Becher was already considering retirement from race riding at the age of forty before lining up for this event on Conrad, and setting off at the head of the field. Upon reaching the first major obstacle on the course, the first of two brooks, Conrad dug his heels in, hurling Becher over his head and into the brook beyond. Becher lay in the water until his rivals had all thundered over the brook, before climbing out thoroughly soaked and cursing how he hadn't realised how filthy water tasted without the benefits of whisky. He remounted and set off in pursuit, only to be parted from his mount again at the second brook. Becher never again took part in the event but his name was given to the first brook (the sixth and twenty-second fence in the modern National) and has ensured his eternal fame.

In 1838, he retired from racing after coming second in a race at Daventry.

==Personal life==
Becher was the son of William Becher and Harriet Martina Thompson. He married Susan Dobree on 14 August 1825 at St. Marylebone, London, and they had two sons, Martin John King Becher and Dr. George Tobin Dashwood Becher.

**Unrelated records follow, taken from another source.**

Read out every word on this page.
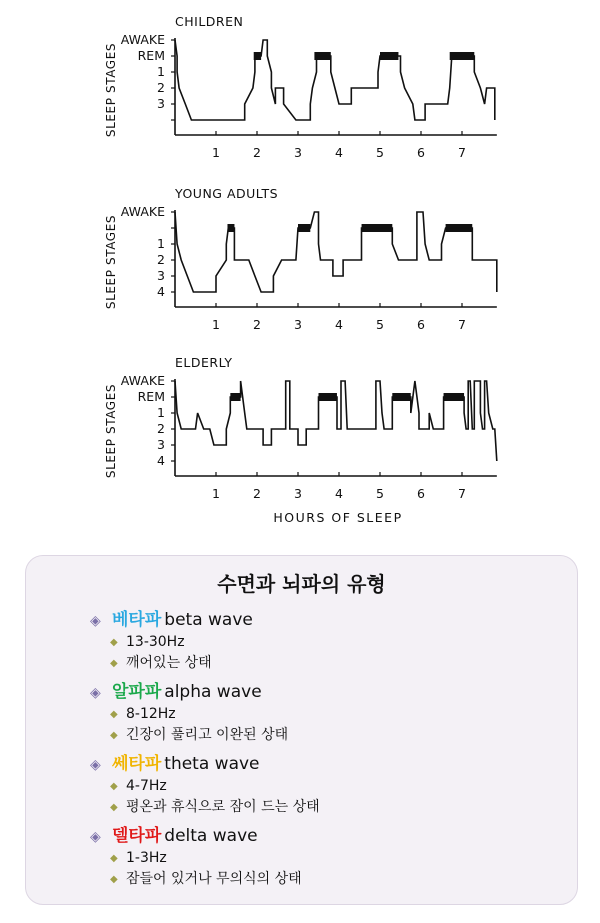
CHILDREN
SLEEP STAGES
AWAKE
REM
1
2
3
1	2	3	4	5	6	7
YOUNG ADULTS
SLEEP STAGES
AWAKE
1
2
3
4
1	2	3	4	5	6	7
ELDERLY
SLEEP STAGES
AWAKE
REM
1
2
3
4
1	2	3	4	5	6	7
HOURS OF SLEEP
수면과 뇌파의 유형
◈ 베타파 beta wave
◆ 13-30Hz
◆ 깨어있는 상태
◈ 알파파 alpha wave
◆ 8-12Hz
◆ 긴장이 풀리고 이완된 상태
◈ 쎄타파 theta wave
◆ 4-7Hz
◆ 평온과 휴식으로 잠이 드는 상태
◈ 델타파 delta wave
◆ 1-3Hz
◆ 잠들어 있거나 무의식의 상태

Upon retirement from racing, Becher briefly fell on hard financial times. He was briefly employed by the Great Northern Railway but in 1842 he ending up in a debtors' prison when owing a Mr Williams £500 However he recovered and his wife inherited a small property. He lived his last years in comfortable affluence, remaining a popular and recognised figure in racing until shortly before his death. He was buried at Willesdon Cemetery in London.

Becher was a very popular conversationalist and story-teller and was famed for his party trick of leaping onto a mantelpiece from a standing jump.